After spending the last 4 years, designing, planning, and implementing Computerized Physician Order Entry and closed loop medication at a large university hospital — covering neonatal to geriatric patients — few articles have served me better than reading the work of Dr. Dean Sittig and Dr. Joan Ash on how CPOE changes physician-nurse workflows and communication (Clinical Information Systems: Overcoming Adverse Consequences).
During my interactions with physician and nurses, the following consequences have been present. The simple truth is that physicians and nurses do get angry when trying to learn a new system, or right after the computer interface has changed.
Implementation of clinical informatics creates emotional aspects and unintended consequences, such as the following:
- Work unit secretaries use to do, now requires physician time to complete
- Hard stops in CPOE are just a bad idea and lead to angry physicians.
- Physician hate when the user interface changes too often, so have an educational plan for when changes are made.
- Many complex items like TPN, CHEMO, etc., must be ordered on paper.
- With CPOE, physicians can enter orders from anywhere in the hospital and the nurses never know.
- When Computers do not work at stressful moments, physician get angry.
- Computers can change how meds are ordered, and confusing interfaces can lead to mistakes.

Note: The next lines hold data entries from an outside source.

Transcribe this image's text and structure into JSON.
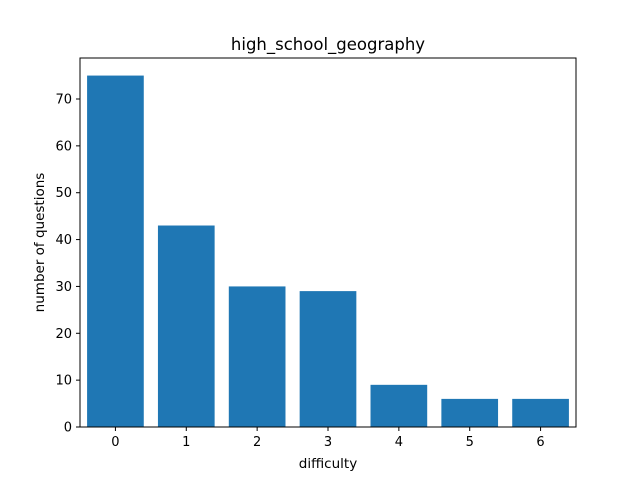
{
  "chart_data": {
    "type": "bar",
    "title": "high_school_geography",
    "xlabel": "difficulty",
    "ylabel": "number of questions",
    "categories": [
      "0",
      "1",
      "2",
      "3",
      "4",
      "5",
      "6"
    ],
    "values": [
      75,
      43,
      30,
      29,
      9,
      6,
      6
    ],
    "yticks": [
      "0",
      "10",
      "20",
      "30",
      "40",
      "50",
      "60",
      "70"
    ],
    "ylim": [
      0,
      78.75
    ],
    "xlim": [
      -0.5,
      6.5
    ],
    "bar_width": 0.8,
    "bar_color": "#1f77b4",
    "grid": false,
    "legend": "none"
  }
}
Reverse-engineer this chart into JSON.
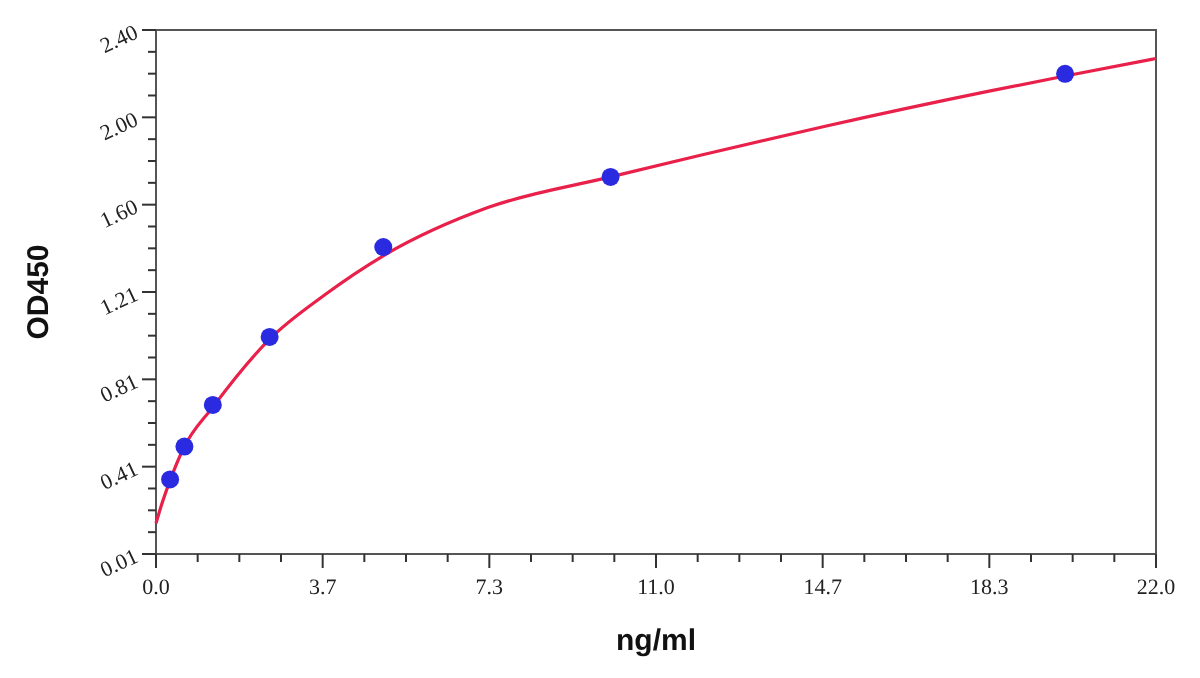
{
  "chart_data": {
    "type": "scatter",
    "xlabel": "ng/ml",
    "ylabel": "OD450",
    "xlim": [
      0,
      22
    ],
    "ylim": [
      0.01,
      2.4
    ],
    "xticks": [
      {
        "value": 0,
        "label": "0.0"
      },
      {
        "value": 0.9167,
        "label": null
      },
      {
        "value": 1.8333,
        "label": null
      },
      {
        "value": 2.75,
        "label": null
      },
      {
        "value": 3.6667,
        "label": "3.7"
      },
      {
        "value": 4.5833,
        "label": null
      },
      {
        "value": 5.5,
        "label": null
      },
      {
        "value": 6.4167,
        "label": null
      },
      {
        "value": 7.3333,
        "label": "7.3"
      },
      {
        "value": 8.25,
        "label": null
      },
      {
        "value": 9.1667,
        "label": null
      },
      {
        "value": 10.0833,
        "label": null
      },
      {
        "value": 11,
        "label": "11.0"
      },
      {
        "value": 11.9167,
        "label": null
      },
      {
        "value": 12.8333,
        "label": null
      },
      {
        "value": 13.75,
        "label": null
      },
      {
        "value": 14.6667,
        "label": "14.7"
      },
      {
        "value": 15.5833,
        "label": null
      },
      {
        "value": 16.5,
        "label": null
      },
      {
        "value": 17.4167,
        "label": null
      },
      {
        "value": 18.3333,
        "label": "18.3"
      },
      {
        "value": 19.25,
        "label": null
      },
      {
        "value": 20.1667,
        "label": null
      },
      {
        "value": 21.0833,
        "label": null
      },
      {
        "value": 22,
        "label": "22.0"
      }
    ],
    "yticks": [
      0.01,
      {
        "value": 0.1096,
        "label": null
      },
      {
        "value": 0.2092,
        "label": null
      },
      {
        "value": 0.3088,
        "label": null
      },
      {
        "value": 0.4083,
        "label": "0.41"
      },
      {
        "value": 0.5079,
        "label": null
      },
      {
        "value": 0.6075,
        "label": null
      },
      {
        "value": 0.7071,
        "label": null
      },
      {
        "value": 0.8067,
        "label": "0.81"
      },
      {
        "value": 0.9063,
        "label": null
      },
      {
        "value": 1.0058,
        "label": null
      },
      {
        "value": 1.1054,
        "label": null
      },
      {
        "value": 1.205,
        "label": "1.21"
      },
      {
        "value": 1.3046,
        "label": null
      },
      {
        "value": 1.4042,
        "label": null
      },
      {
        "value": 1.5038,
        "label": null
      },
      {
        "value": 1.6033,
        "label": "1.60"
      },
      {
        "value": 1.7029,
        "label": null
      },
      {
        "value": 1.8025,
        "label": null
      },
      {
        "value": 1.9021,
        "label": null
      },
      {
        "value": 2.0017,
        "label": "2.00"
      },
      {
        "value": 2.1013,
        "label": null
      },
      {
        "value": 2.2008,
        "label": null
      },
      {
        "value": 2.3004,
        "label": null
      },
      {
        "value": 2.4,
        "label": "2.40"
      }
    ],
    "grid": false,
    "series": [
      {
        "type": "line",
        "color": "#e8204a",
        "marker": "none",
        "line_style": "solid",
        "x": [
          0,
          0.1,
          0.3,
          0.6,
          1.25,
          2.5,
          3.7,
          5,
          7.3,
          10,
          12,
          14.7,
          18.3,
          20,
          22
        ],
        "values": [
          0.15,
          0.22,
          0.34,
          0.49,
          0.68,
          0.99,
          1.19,
          1.37,
          1.59,
          1.73,
          1.83,
          1.96,
          2.12,
          2.19,
          2.27
        ]
      },
      {
        "color": "#2a2ae0",
        "marker": "circle",
        "x": [
          0.31,
          0.625,
          1.25,
          2.5,
          5,
          10,
          20
        ],
        "values": [
          0.35,
          0.5,
          0.69,
          1.0,
          1.41,
          1.73,
          2.2
        ]
      }
    ]
  }
}
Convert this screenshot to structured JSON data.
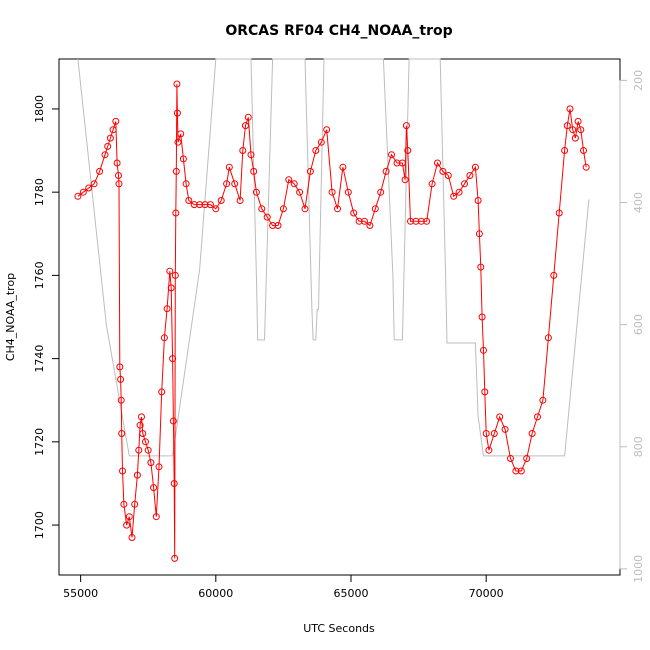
{
  "chart_data": {
    "type": "scatter",
    "title": "ORCAS RF04 CH4_NOAA_trop",
    "xlabel": "UTC Seconds",
    "ylabel": "CH4_NOAA_trop",
    "xlim": [
      54200,
      74950
    ],
    "ylim": [
      1688,
      1812
    ],
    "y2lim": [
      1010,
      165
    ],
    "x_ticks": [
      "55000",
      "60000",
      "65000",
      "70000"
    ],
    "y_ticks": [
      "1700",
      "1720",
      "1740",
      "1760",
      "1780",
      "1800"
    ],
    "y2_ticks": [
      "200",
      "400",
      "600",
      "800",
      "1000"
    ],
    "grid": false,
    "legend": "none",
    "colors": {
      "series": "#ff0000",
      "pressure": "#bdbdbd"
    },
    "series": [
      {
        "x": [
          54900,
          55100,
          55300,
          55500,
          55700,
          55900,
          56000,
          56100,
          56200,
          56300,
          56350,
          56400,
          56420,
          56450,
          56480,
          56500,
          56520,
          56550,
          56600,
          56700,
          56800,
          56900,
          57000,
          57100,
          57150,
          57200,
          57250,
          57300,
          57400,
          57500,
          57600,
          57700,
          57800,
          57900,
          58000,
          58100,
          58200,
          58300,
          58350,
          58400,
          58430,
          58460,
          58480,
          58500,
          58520,
          58540,
          58560,
          58580,
          58600,
          58700,
          58800,
          58900,
          59000,
          59200,
          59400,
          59600,
          59800,
          60000,
          60200,
          60400,
          60500,
          60700,
          60900,
          61000,
          61100,
          61200,
          61300,
          61400,
          61500,
          61700,
          61900,
          62100,
          62300,
          62500,
          62700,
          62900,
          63100,
          63300,
          63500,
          63700,
          63900,
          64100,
          64300,
          64500,
          64700,
          64900,
          65100,
          65300,
          65500,
          65700,
          65900,
          66100,
          66300,
          66500,
          66700,
          66900,
          67000,
          67050,
          67100,
          67200,
          67400,
          67600,
          67800,
          68000,
          68200,
          68400,
          68600,
          68800,
          69000,
          69200,
          69400,
          69600,
          69700,
          69750,
          69800,
          69850,
          69900,
          69950,
          70000,
          70100,
          70300,
          70500,
          70700,
          70900,
          71100,
          71300,
          71500,
          71700,
          71900,
          72100,
          72300,
          72500,
          72700,
          72900,
          73000,
          73100,
          73200,
          73300,
          73400,
          73500,
          73600,
          73700
        ],
        "y": [
          1779,
          1780,
          1781,
          1782,
          1785,
          1789,
          1791,
          1793,
          1795,
          1797,
          1787,
          1784,
          1782,
          1738,
          1735,
          1730,
          1722,
          1713,
          1705,
          1700,
          1702,
          1697,
          1705,
          1712,
          1718,
          1724,
          1726,
          1722,
          1720,
          1718,
          1715,
          1709,
          1702,
          1714,
          1732,
          1745,
          1752,
          1761,
          1757,
          1740,
          1725,
          1710,
          1692,
          1760,
          1775,
          1785,
          1806,
          1799,
          1792,
          1794,
          1788,
          1782,
          1778,
          1777,
          1777,
          1777,
          1777,
          1776,
          1778,
          1782,
          1786,
          1782,
          1778,
          1790,
          1796,
          1798,
          1789,
          1785,
          1780,
          1776,
          1774,
          1772,
          1772,
          1776,
          1783,
          1782,
          1780,
          1776,
          1785,
          1790,
          1792,
          1795,
          1780,
          1776,
          1786,
          1780,
          1775,
          1773,
          1773,
          1772,
          1776,
          1780,
          1785,
          1789,
          1787,
          1787,
          1783,
          1796,
          1790,
          1773,
          1773,
          1773,
          1773,
          1782,
          1787,
          1785,
          1784,
          1779,
          1780,
          1782,
          1784,
          1786,
          1778,
          1770,
          1762,
          1750,
          1742,
          1732,
          1722,
          1718,
          1722,
          1726,
          1723,
          1716,
          1713,
          1713,
          1716,
          1722,
          1726,
          1730,
          1745,
          1760,
          1775,
          1790,
          1796,
          1800,
          1795,
          1793,
          1797,
          1795,
          1790,
          1786
        ]
      },
      {
        "name": "",
        "axis": "right",
        "x": [
          54900,
          55950,
          56800,
          57300,
          58400,
          59400,
          60000,
          60400,
          61300,
          61500,
          61550,
          61800,
          62100,
          62800,
          63300,
          63550,
          63600,
          63700,
          63750,
          63800,
          64000,
          64400,
          64600,
          64800,
          65100,
          65500,
          65900,
          66200,
          66550,
          66600,
          66900,
          67150,
          67300,
          67600,
          67900,
          68100,
          68300,
          68500,
          68550,
          68650,
          69600,
          69700,
          69900,
          70100,
          70700,
          71200,
          72900,
          73800
        ],
        "y": [
          150,
          600,
          815,
          815,
          815,
          510,
          150,
          150,
          150,
          520,
          625,
          625,
          150,
          150,
          150,
          570,
          625,
          625,
          575,
          575,
          150,
          150,
          150,
          150,
          150,
          150,
          150,
          150,
          520,
          625,
          625,
          150,
          150,
          150,
          150,
          150,
          150,
          520,
          630,
          630,
          630,
          750,
          815,
          815,
          815,
          815,
          815,
          395
        ]
      }
    ]
  }
}
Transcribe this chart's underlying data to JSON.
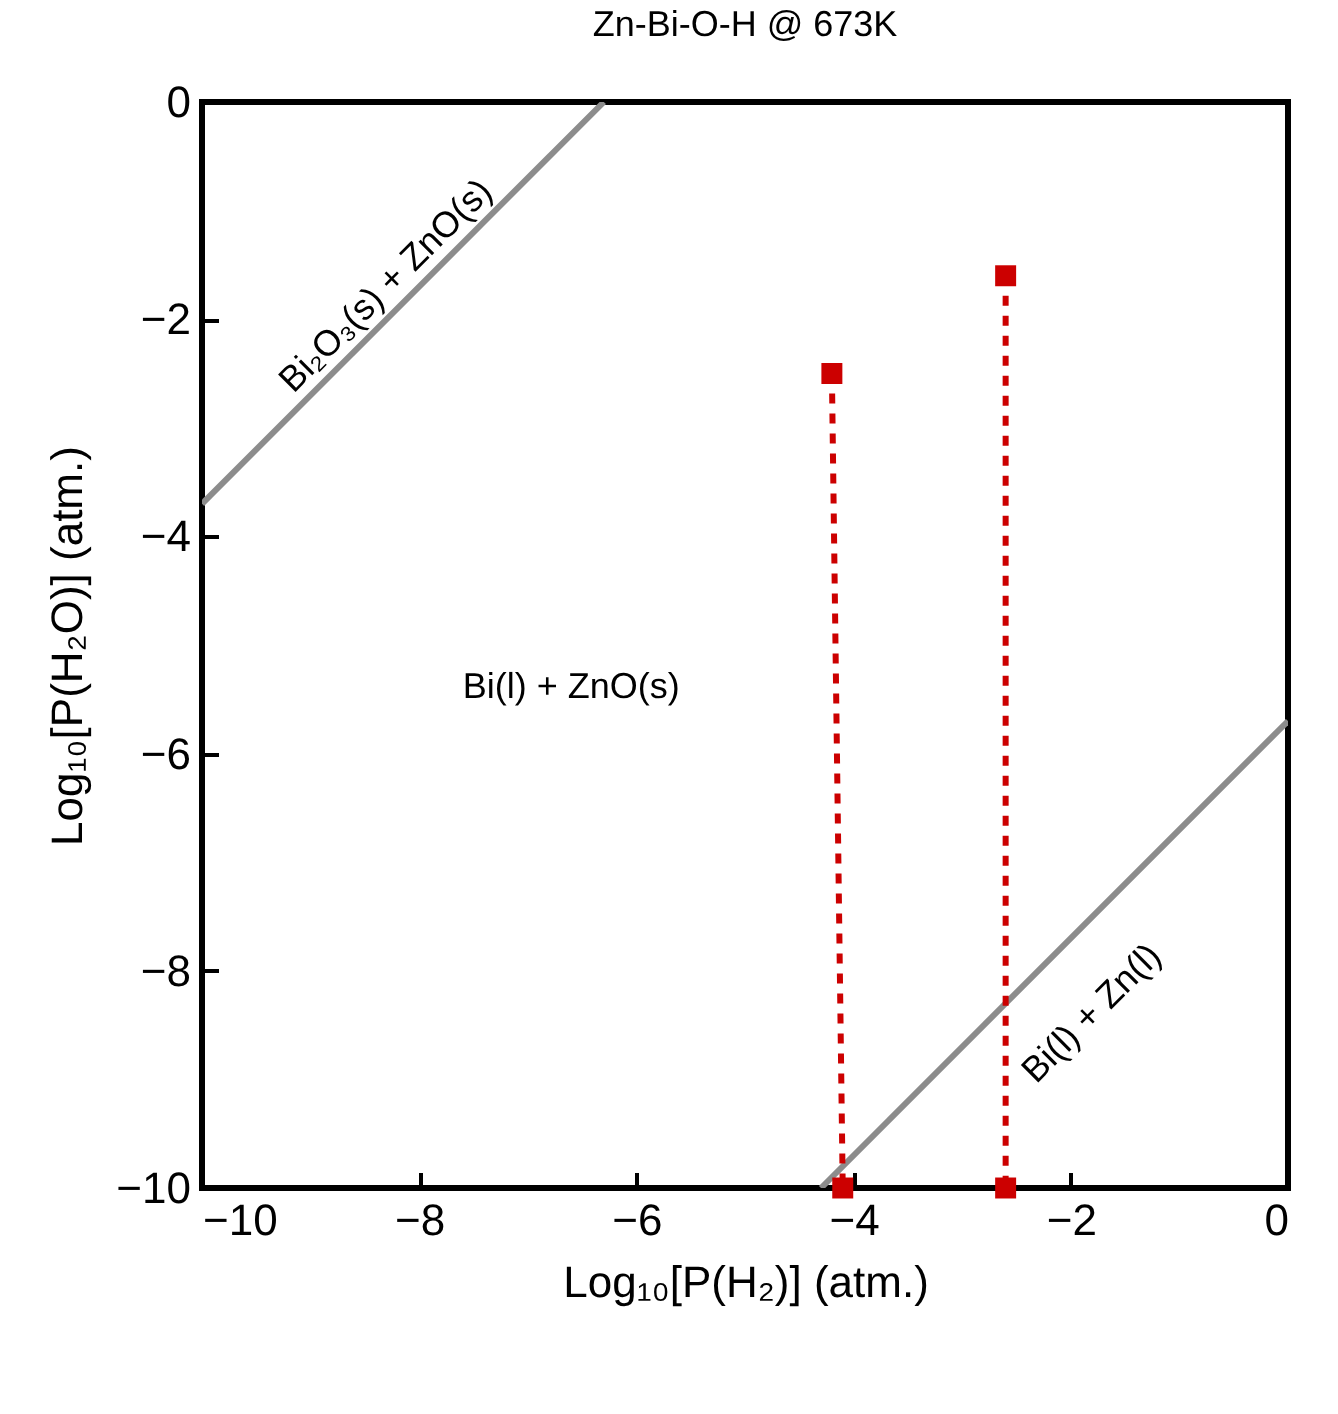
{
  "chart_data": {
    "type": "line",
    "title": "Zn-Bi-O-H @ 673K",
    "xlabel": "Log₁₀[P(H₂)]  (atm.)",
    "ylabel": "Log₁₀[P(H₂O)]  (atm.)",
    "xlim": [
      -10,
      0
    ],
    "xticks": [
      -10,
      -8,
      -6,
      -4,
      -2,
      0
    ],
    "ylim": [
      -10,
      0
    ],
    "yticks": [
      -10,
      -8,
      -6,
      -4,
      -2,
      0
    ],
    "grid": false,
    "series": [
      {
        "color": "#8c8c8c",
        "x": [
          -10,
          -6.3
        ],
        "values": [
          -3.7,
          0
        ],
        "marker": "none",
        "line_style": "solid"
      },
      {
        "color": "#8c8c8c",
        "x": [
          -4.3,
          0
        ],
        "values": [
          -10,
          -5.7
        ],
        "marker": "none",
        "line_style": "solid"
      },
      {
        "color": "#cc0000",
        "x": [
          -4.2,
          -4.1
        ],
        "values": [
          -2.5,
          -10
        ],
        "marker": "square",
        "line_style": "dashed"
      },
      {
        "color": "#cc0000",
        "x": [
          -2.6,
          -2.6
        ],
        "values": [
          -1.6,
          -10
        ],
        "marker": "square",
        "line_style": "dashed"
      }
    ],
    "annotations": [
      "Bi₂O₃(s) + ZnO(s)",
      "Bi(l) + ZnO(s)",
      "Bi(l) + Zn(l)"
    ]
  }
}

- Physicians have always prided themselves on being able to treat patients their way. With CPOE, physicians are forced to use certain meds and protocol restrictions.
- One of my rules to all clinicans is: “IF the medication dose does not look right, it is NOT right until to prove otherwise.” Just because it is on a computer screen does not mean it is always correct.
- Power shifts to committees like Pharmacy and Therapeutics, Medical Directors etc. Physicians loose the freedom a blank sheet of paper provides.
Hopefully in future blogs we can expand on the issues physician consider important when implementing a wide range of EMRs and other core clinical technologies, as well as figure out some ways to address them.